A NICE Bus and United Way of Long Island program...

A NICE Bus and United Way of Long Island program to give free MetroCards to eligible riders will continue with the United Way now administering the effort, officials said.

Credit: Newsday/William Perlman

United Way of Long Island will now oversee a partnership with Nassau Inter-County Express that provides free MetroCards to county organizations for distribution to low- and moderate-income riders, officials with both agencies said Tuesday.

Everyone Rides NICE will now be administered by United Way, which will work with 21 social service agencies to provide MetroCards to eligible riders. The announcement is set to be made Wednesday at a news conference at NICE headquarters in Garden City.

“These folks wouldn’t have the funds or other disposal income to be able to allocate to transportation in the first place,” said NICE CEO Jack Khzouz, “so whether they wanted to or not, they may not have the resources to be able to take the bus.”

Newsday previously reported that the free MetroCard program was started in 2015 by Transdev, NICE’s parent company, which partnered with United Way in 2017, using a $1.25 million grant.

The program will be run by United Way and work with colleges, nonprofits and other groups to distribute the cards, said Theresa Regnante, president and CEO of the United Way of Long Island.

Without a car, transportation on Long Island is a challenge, said Regnante, adding that about 2,500 riders use the free MetroCards.

“It’s immensely more difficult to make an appointment on time, go to the doctor, go to the dentist, go to school, take your kid, whatever it is, it’s really difficult,” Regnante said of life on Long Island without personal transportation.

Claudia Boyle, CEO of the Hispanic Counseling Center in Hempstead, said the barrier prevents people from using her facility, which provides services such as mental health and substance abuse.

“Either because they don’t have a car or if they do sometimes it’s hard for them to get from one place to another,” said Boyle, adding that the MetroCards from United Way help.
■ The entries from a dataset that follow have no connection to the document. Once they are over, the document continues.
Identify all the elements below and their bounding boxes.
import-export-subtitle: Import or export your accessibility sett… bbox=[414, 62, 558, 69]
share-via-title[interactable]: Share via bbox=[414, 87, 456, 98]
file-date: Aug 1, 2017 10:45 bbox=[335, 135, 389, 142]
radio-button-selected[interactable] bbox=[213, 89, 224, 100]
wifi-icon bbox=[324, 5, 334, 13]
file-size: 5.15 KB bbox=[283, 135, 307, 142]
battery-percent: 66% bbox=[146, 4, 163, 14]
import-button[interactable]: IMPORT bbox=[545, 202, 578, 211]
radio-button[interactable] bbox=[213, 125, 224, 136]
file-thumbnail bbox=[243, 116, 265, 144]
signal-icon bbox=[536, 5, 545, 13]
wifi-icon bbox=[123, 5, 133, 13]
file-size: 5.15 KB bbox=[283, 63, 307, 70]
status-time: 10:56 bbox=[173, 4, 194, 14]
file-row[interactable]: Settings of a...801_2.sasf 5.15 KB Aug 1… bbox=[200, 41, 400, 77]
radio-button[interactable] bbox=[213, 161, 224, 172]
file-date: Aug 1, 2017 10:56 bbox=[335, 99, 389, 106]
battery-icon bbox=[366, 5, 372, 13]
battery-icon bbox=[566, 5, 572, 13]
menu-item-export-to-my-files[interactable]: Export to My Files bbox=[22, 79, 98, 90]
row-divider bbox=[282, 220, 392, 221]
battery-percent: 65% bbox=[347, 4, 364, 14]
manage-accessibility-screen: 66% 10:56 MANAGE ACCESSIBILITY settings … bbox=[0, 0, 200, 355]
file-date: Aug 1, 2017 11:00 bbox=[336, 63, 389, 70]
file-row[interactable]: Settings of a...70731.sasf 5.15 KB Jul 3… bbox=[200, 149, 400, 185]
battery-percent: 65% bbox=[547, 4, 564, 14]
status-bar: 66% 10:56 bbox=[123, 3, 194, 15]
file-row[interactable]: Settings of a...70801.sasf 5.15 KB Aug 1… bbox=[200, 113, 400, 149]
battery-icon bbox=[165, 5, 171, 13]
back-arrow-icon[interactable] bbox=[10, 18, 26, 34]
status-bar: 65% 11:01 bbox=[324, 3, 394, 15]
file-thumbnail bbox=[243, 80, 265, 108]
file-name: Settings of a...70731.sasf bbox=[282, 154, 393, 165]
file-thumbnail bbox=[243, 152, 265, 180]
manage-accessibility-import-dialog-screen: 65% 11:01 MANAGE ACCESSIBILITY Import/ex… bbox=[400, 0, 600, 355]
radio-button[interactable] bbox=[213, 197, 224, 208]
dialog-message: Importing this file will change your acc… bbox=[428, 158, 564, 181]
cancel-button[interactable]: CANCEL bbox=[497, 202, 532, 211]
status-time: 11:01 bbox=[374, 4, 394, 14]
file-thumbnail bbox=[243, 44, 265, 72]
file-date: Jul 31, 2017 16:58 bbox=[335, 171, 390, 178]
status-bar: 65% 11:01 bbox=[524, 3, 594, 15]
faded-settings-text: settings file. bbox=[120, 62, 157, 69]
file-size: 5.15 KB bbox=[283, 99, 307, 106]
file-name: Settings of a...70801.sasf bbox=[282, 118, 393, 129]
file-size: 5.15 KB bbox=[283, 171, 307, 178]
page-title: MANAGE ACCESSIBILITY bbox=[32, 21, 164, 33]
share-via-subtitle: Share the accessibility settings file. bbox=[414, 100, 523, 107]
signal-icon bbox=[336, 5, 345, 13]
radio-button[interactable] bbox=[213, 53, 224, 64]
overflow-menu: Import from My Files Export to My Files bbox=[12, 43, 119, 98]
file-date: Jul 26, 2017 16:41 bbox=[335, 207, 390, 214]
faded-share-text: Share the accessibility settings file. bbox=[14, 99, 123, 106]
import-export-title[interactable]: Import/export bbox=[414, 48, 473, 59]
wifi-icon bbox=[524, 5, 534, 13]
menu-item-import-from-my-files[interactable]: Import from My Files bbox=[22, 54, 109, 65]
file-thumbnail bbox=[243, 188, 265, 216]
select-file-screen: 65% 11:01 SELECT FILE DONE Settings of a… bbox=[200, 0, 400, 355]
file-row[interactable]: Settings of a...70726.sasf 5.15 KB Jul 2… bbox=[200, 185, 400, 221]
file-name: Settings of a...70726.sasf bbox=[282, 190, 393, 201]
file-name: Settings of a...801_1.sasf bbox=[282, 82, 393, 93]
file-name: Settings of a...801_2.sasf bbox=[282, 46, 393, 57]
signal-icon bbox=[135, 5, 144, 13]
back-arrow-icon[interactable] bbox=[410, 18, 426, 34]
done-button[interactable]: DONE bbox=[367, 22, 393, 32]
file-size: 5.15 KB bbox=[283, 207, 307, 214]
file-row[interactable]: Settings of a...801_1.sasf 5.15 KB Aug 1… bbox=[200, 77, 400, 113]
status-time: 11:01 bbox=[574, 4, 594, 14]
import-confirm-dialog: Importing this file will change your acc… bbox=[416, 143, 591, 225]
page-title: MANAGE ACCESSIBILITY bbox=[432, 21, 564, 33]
Aysha Shahid, a rising senior and premedicine major at New York Institute of Technology in Old Westbury, has benefited from the program. Shahid, 20, who commutes from Elmhurst, Queens and takes a MTA train and two buses, learned about the program in 2021.

“I don’t have my own car and I also come from a single parent household so financially I have to budget a lot of what I do sometimes,” she said. “The bus passes they gave me some leeway so I don’t have to worry about that.”